125. The Government is already considering a major review of sectoral
limits for investments by Foreign Institutional Investors. In order to facilitate their
easy entry into the stock markets, the process of their registration will be further
streamlined. Several steps have recently been taken to ease flows of Capital. There will
be more initiatives in this regard.
External aid
126. Mr. Speaker, Sir, a stage has come in our development where we
should now, firstly, review our dependence on external donors. Second, extend support to
the national efforts of other developing countries. And, thirdly, reexamine the line of
credit route of international assistance to others. Having carefully weighed all aspects,
I propose the following measures:
- While being grateful to all our development partners of the past, I wish to announce
that the Government of India would now prefer to provide relief to certain bilateral
partners, with smaller assistance packages, so that their resources can be transferred to
specified non-governmental organisations (NGOs) in greater need of official
development assistance. The current agreed programmes will, however, continue and reach
their completion. Of course, there will be no more tied aid any longer.
- Having fought against poverty, as a country and a people, we know the pain and the
challenge that this burden imposes. For the Heavily Indebted Poor Countries (HIPCs), owing
overdue payments of substantial sums to India, I am happy to announce that we will be
considering a debt relief package. This will be announced shortly in consultation with the
Ministry of External Affairs.
- I am also happy to announce that the Government proposes to generally discontinue the
practice of extending loans or credit lines to fellow developing countries.
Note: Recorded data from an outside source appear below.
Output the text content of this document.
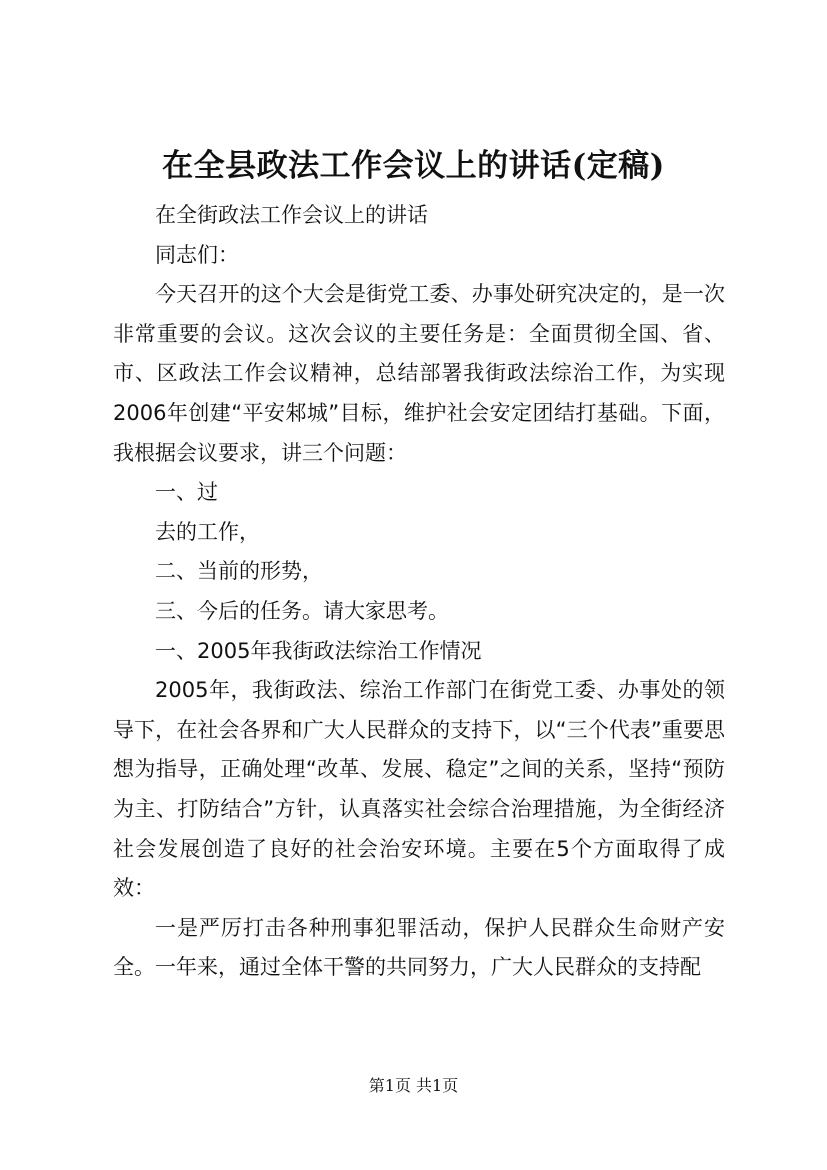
在全县政法工作会议上的讲话(定稿)

在全街政法工作会议上的讲话

同志们：

今天召开的这个大会是街党工委、办事处研究决定的，是一次非常重要的会议。这次会议的主要任务是：全面贯彻全国、省、市、区政法工作会议精神，总结部署我街政法综治工作，为实现2006年创建“平安邾城”目标，维护社会安定团结打基础。下面，我根据会议要求，讲三个问题：

一、过

去的工作，

二、当前的形势，

三、今后的任务。请大家思考。

一、2005年我街政法综治工作情况

2005年，我街政法、综治工作部门在街党工委、办事处的领导下，在社会各界和广大人民群众的支持下，以“三个代表”重要思想为指导，正确处理“改革、发展、稳定”之间的关系，坚持“预防为主、打防结合”方针，认真落实社会综合治理措施，为全街经济社会发展创造了良好的社会治安环境。主要在5个方面取得了成效：

一是严厉打击各种刑事犯罪活动，保护人民群众生命财产安全。一年来，通过全体干警的共同努力，广大人民群众的支持配

第1页 共1页
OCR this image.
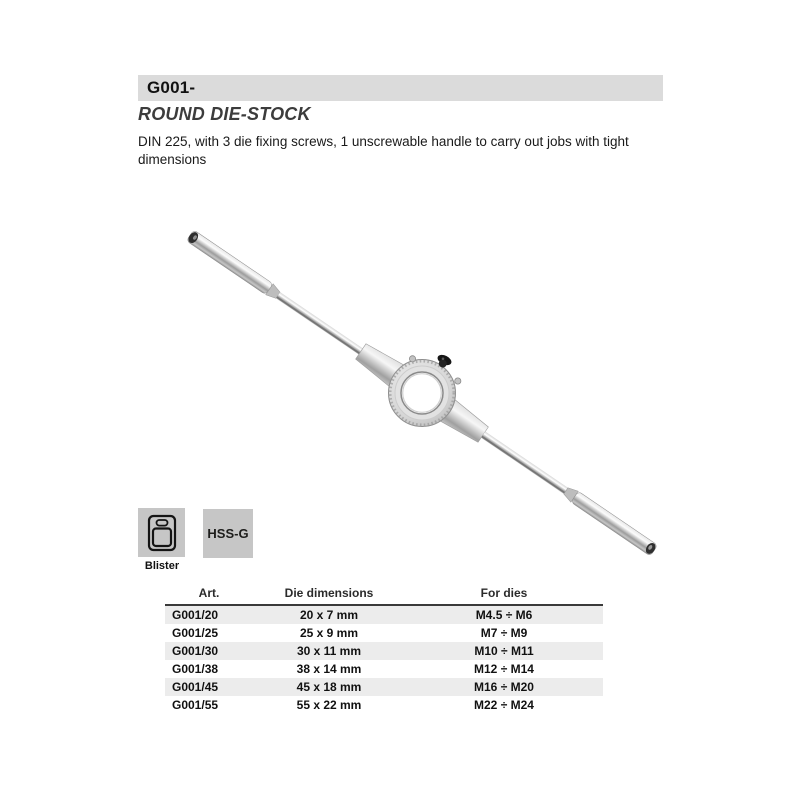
G001-
ROUND DIE-STOCK
DIN 225, with 3 die fixing screws, 1 unscrewable handle to carry out jobs with tight dimensions
Blister
HSS-G
Art.	Die dimensions	For dies
G001/20	20 x 7 mm	M4.5 ÷ M6
G001/25	25 x 9 mm	M7 ÷ M9
G001/30	30 x 11 mm	M10 ÷ M11
G001/38	38 x 14 mm	M12 ÷ M14
G001/45	45 x 18 mm	M16 ÷ M20
G001/55	55 x 22 mm	M22 ÷ M24
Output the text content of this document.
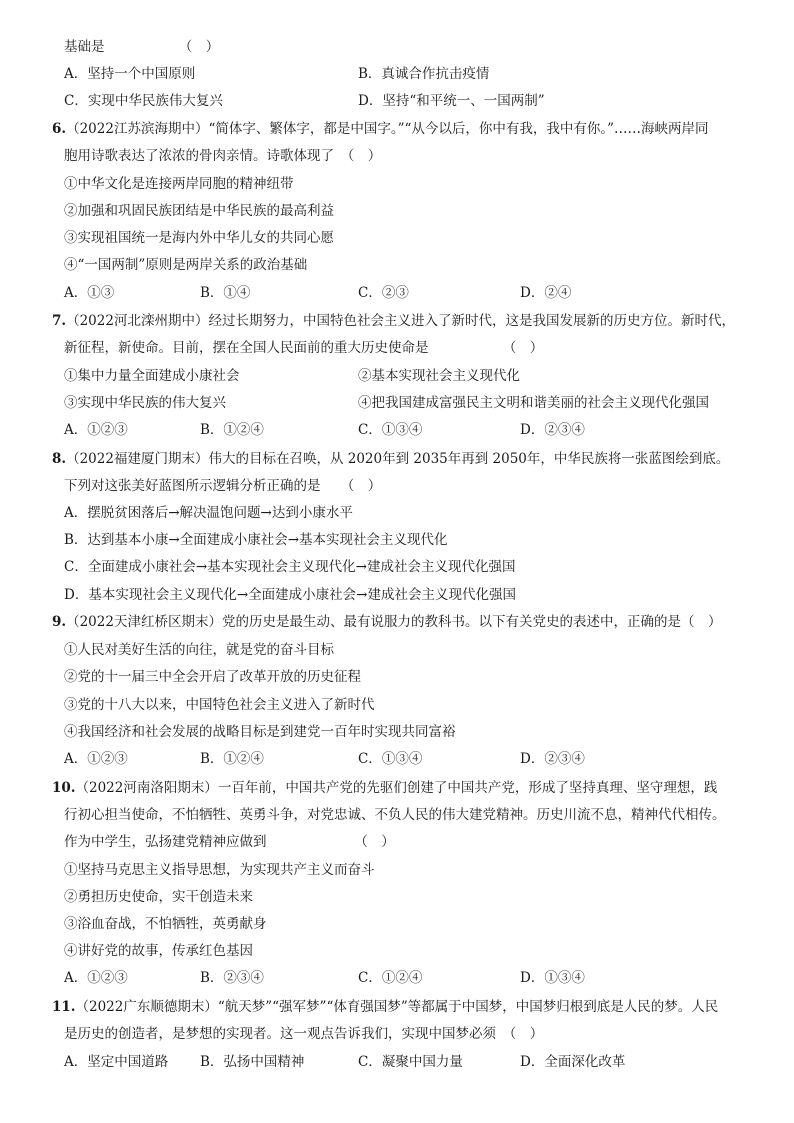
基础是　　　　　　（　）
A．坚持一个中国原则	B．真诚合作抗击疫情
C．实现中华民族伟大复兴	D．坚持“和平统一、一国两制”
6.（2022江苏滨海期中）“简体字、繁体字，都是中国字。”“从今以后，你中有我，我中有你。”……海峡两岸同
胞用诗歌表达了浓浓的骨肉亲情。诗歌体现了　（　）
①中华文化是连接两岸同胞的精神纽带
②加强和巩固民族团结是中华民族的最高利益
③实现祖国统一是海内外中华儿女的共同心愿
④“一国两制”原则是两岸关系的政治基础
A．①③	B．①④	C．②③	D．②④
7.（2022河北滦州期中）经过长期努力，中国特色社会主义进入了新时代，这是我国发展新的历史方位。新时代，
新征程，新使命。目前，摆在全国人民面前的重大历史使命是　　　　　　（　）
①集中力量全面建成小康社会	②基本实现社会主义现代化
③实现中华民族的伟大复兴	④把我国建成富强民主文明和谐美丽的社会主义现代化强国
A．①②③	B．①②④	C．①③④	D．②③④
8.（2022福建厦门期末）伟大的目标在召唤，从 2020年到 2035年再到 2050年，中华民族将一张蓝图绘到底。
下列对这张美好蓝图所示逻辑分析正确的是　　（　）
A．摆脱贫困落后→解决温饱问题→达到小康水平
B．达到基本小康→全面建成小康社会→基本实现社会主义现代化
C．全面建成小康社会→基本实现社会主义现代化→建成社会主义现代化强国
D．基本实现社会主义现代化→全面建成小康社会→建成社会主义现代化强国
9.（2022天津红桥区期末）党的历史是最生动、最有说服力的教科书。以下有关党史的表述中，正确的是（　）
①人民对美好生活的向往，就是党的奋斗目标
②党的十一届三中全会开启了改革开放的历史征程
③党的十八大以来，中国特色社会主义进入了新时代
④我国经济和社会发展的战略目标是到建党一百年时实现共同富裕
A．①②③	B．①②④	C．①③④	D．②③④
10.（2022河南洛阳期末）一百年前，中国共产党的先驱们创建了中国共产党，形成了坚持真理、坚守理想，践
行初心担当使命，不怕牺牲、英勇斗争，对党忠诚、不负人民的伟大建党精神。历史川流不息，精神代代相传。
作为中学生，弘扬建党精神应做到　　　　　　　（　）
①坚持马克思主义指导思想，为实现共产主义而奋斗
②勇担历史使命，实干创造未来
③浴血奋战，不怕牺牲，英勇献身
④讲好党的故事，传承红色基因
A．①②③	B．②③④	C．①②④	D．①③④
11.（2022广东顺德期末）“航天梦”“强军梦”“体育强国梦”等都属于中国梦，中国梦归根到底是人民的梦。人民
是历史的创造者，是梦想的实现者。这一观点告诉我们，实现中国梦必须　（　）
A．坚定中国道路 B．弘扬中国精神	C．凝聚中国力量	D．全面深化改革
Instead, in
future, I propose to utilize the India Development Initiative, which I have
already announced, for providing grants or project assistance to developing countries in
Africa, South Asia and other parts of the developing world.
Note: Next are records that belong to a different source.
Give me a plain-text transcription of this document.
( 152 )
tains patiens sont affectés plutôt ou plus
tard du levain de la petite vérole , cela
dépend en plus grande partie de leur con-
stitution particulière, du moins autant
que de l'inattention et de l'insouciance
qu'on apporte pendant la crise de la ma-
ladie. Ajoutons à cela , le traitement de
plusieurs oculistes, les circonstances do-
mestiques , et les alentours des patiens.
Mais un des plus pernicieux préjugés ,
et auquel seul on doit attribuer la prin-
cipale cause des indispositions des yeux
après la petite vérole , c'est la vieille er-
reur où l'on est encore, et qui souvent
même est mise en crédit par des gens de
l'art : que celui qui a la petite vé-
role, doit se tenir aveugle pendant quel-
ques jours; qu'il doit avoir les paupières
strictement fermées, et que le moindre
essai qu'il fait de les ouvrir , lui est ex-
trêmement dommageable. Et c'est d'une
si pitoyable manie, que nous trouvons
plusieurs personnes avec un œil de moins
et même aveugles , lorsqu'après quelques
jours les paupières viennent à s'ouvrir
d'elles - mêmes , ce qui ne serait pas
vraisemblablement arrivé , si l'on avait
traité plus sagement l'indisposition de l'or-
Reform and reorganisation of the Ministry of Finance
127. Responsibilities of the Department of Company Affairs, the Foreign
Promotion Investment Board (FIPB), and the regulation of the new Pension Funds Scheme have
recently been added to the Ministry of Finance. There is, therefore, need to reorganize
the Ministry, also to go back to the simpler and more direct name as the Ministry of
Finance. The Department of Company Affairs is now being absorbed as a Department
and will sadly no longer stand shoulder to shoulder with Finance.
128. In the Ministry of Finance, the Department of Economic Affairs
will be restructured and have separate divisions dealing with economic policy; analysis:
international and national; capital markets; budget; banking; trade and aid concerns; and
infrastructure and coordination.
129. To remain better abreast of agriculture, an Expert Advisory
Council, to advise the Ministry of Finance, will be set up for agriculture.